Operator-only POST /api/assets/mappings idempotently associates a provider tuple with a logical key. The tuple is unique, while the namespace key is not. Agent-fs task attachments receive mappings automatically and inherit their parent task's namespace.
SwarmSDK access
HTML pages and JSON-page actions can use the domain-grouped asset methods instead of constructing REST requests directly:
const grouped = await window.swarmSdk.assets.list({
keyPrefix: "shared/releases/",
types: "task,workflow,schedule,page,file",
limit: 100,
});
await window.swarmSdk.assets.move("page", pageId, "shared/releases/");The full domain also exposes assets.audit() and assets.registerMapping(body). Those operations remain operator-only; the SDK does not weaken endpoint authentication or personal-namespace write checks.
Audit and rollout
Operator-only GET /api/assets/key-audit checks all primary assets and mappings. Missing or noncanonical keys are structural failures. Unknown personal users, missing attachment mappings, and provider mapping drift are repairable warnings. Namespace moves are blocked while audit issues exist so operators can repair mapping state before introducing more drift.

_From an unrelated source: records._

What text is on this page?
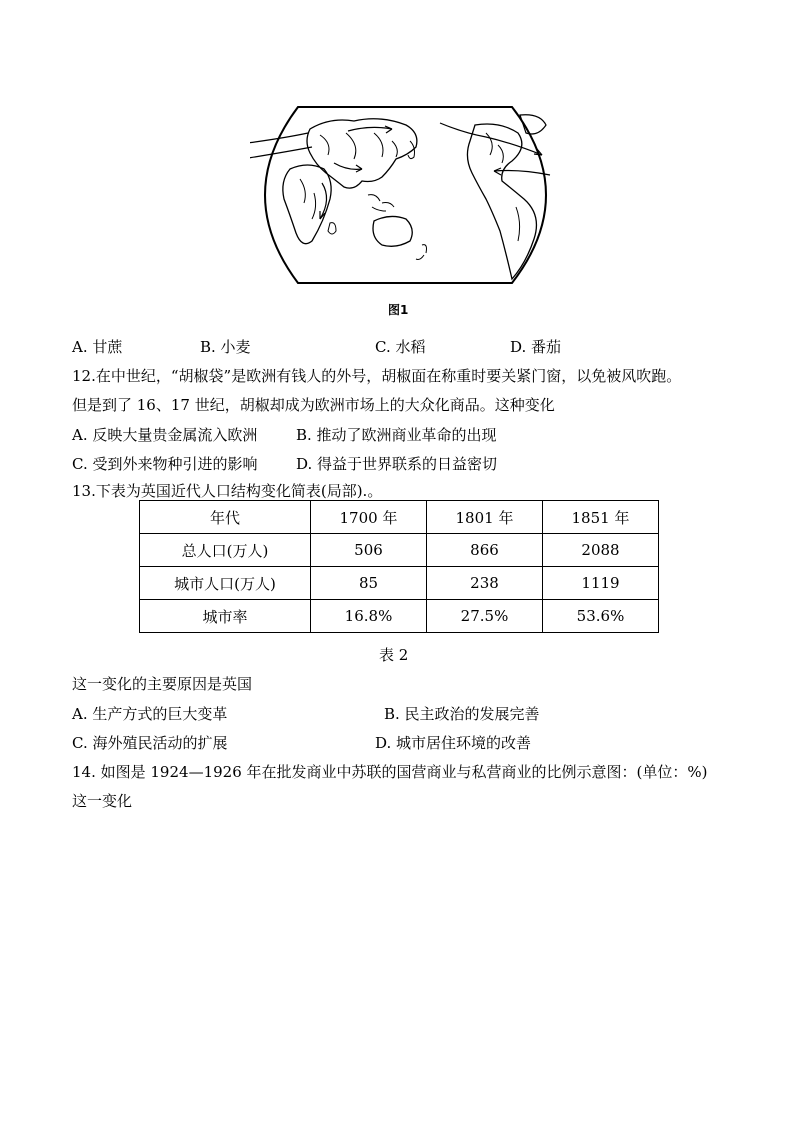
图1
A. 甘蔗	B. 小麦	C. 水稻	D. 番茄
12.在中世纪，“胡椒袋”是欧洲有钱人的外号，胡椒面在称重时要关紧门窗，以免被风吹跑。
但是到了 16、17 世纪，胡椒却成为欧洲市场上的大众化商品。这种变化
A. 反映大量贵金属流入欧洲	B. 推动了欧洲商业革命的出现
C. 受到外来物种引进的影响	D. 得益于世界联系的日益密切
13.下表为英国近代人口结构变化简表(局部).。
年代	1700 年	1801 年	1851 年
总人口(万人)	506	866	2088
城市人口(万人)	85	238	1119
城市率	16.8%	27.5%	53.6%
表 2
这一变化的主要原因是英国
A. 生产方式的巨大变革	B. 民主政治的发展完善
C. 海外殖民活动的扩展	D. 城市居住环境的改善
14. 如图是 1924—1926 年在批发商业中苏联的国营商业与私营商业的比例示意图：(单位：%)
这一变化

The same audit runs after migrations during server startup. Structural failures stop startup by default. ASSET_KEY_AUDIT_DISABLE_STARTUP_HARD_FAIL=true is a temporary recovery switch that reports the failure without aborting; repair the database and remove the switch before normal operation.
Migration rollback is application-first: deploy the previous application version while leaving the additive columns, indexes, triggers, mapping table, and history table in place. Old code ignores them safely. Do not remove or rewrite the applied migration. If a later cleanup migration is required, take and verify a database backup first and ship it as a new forward-only migration.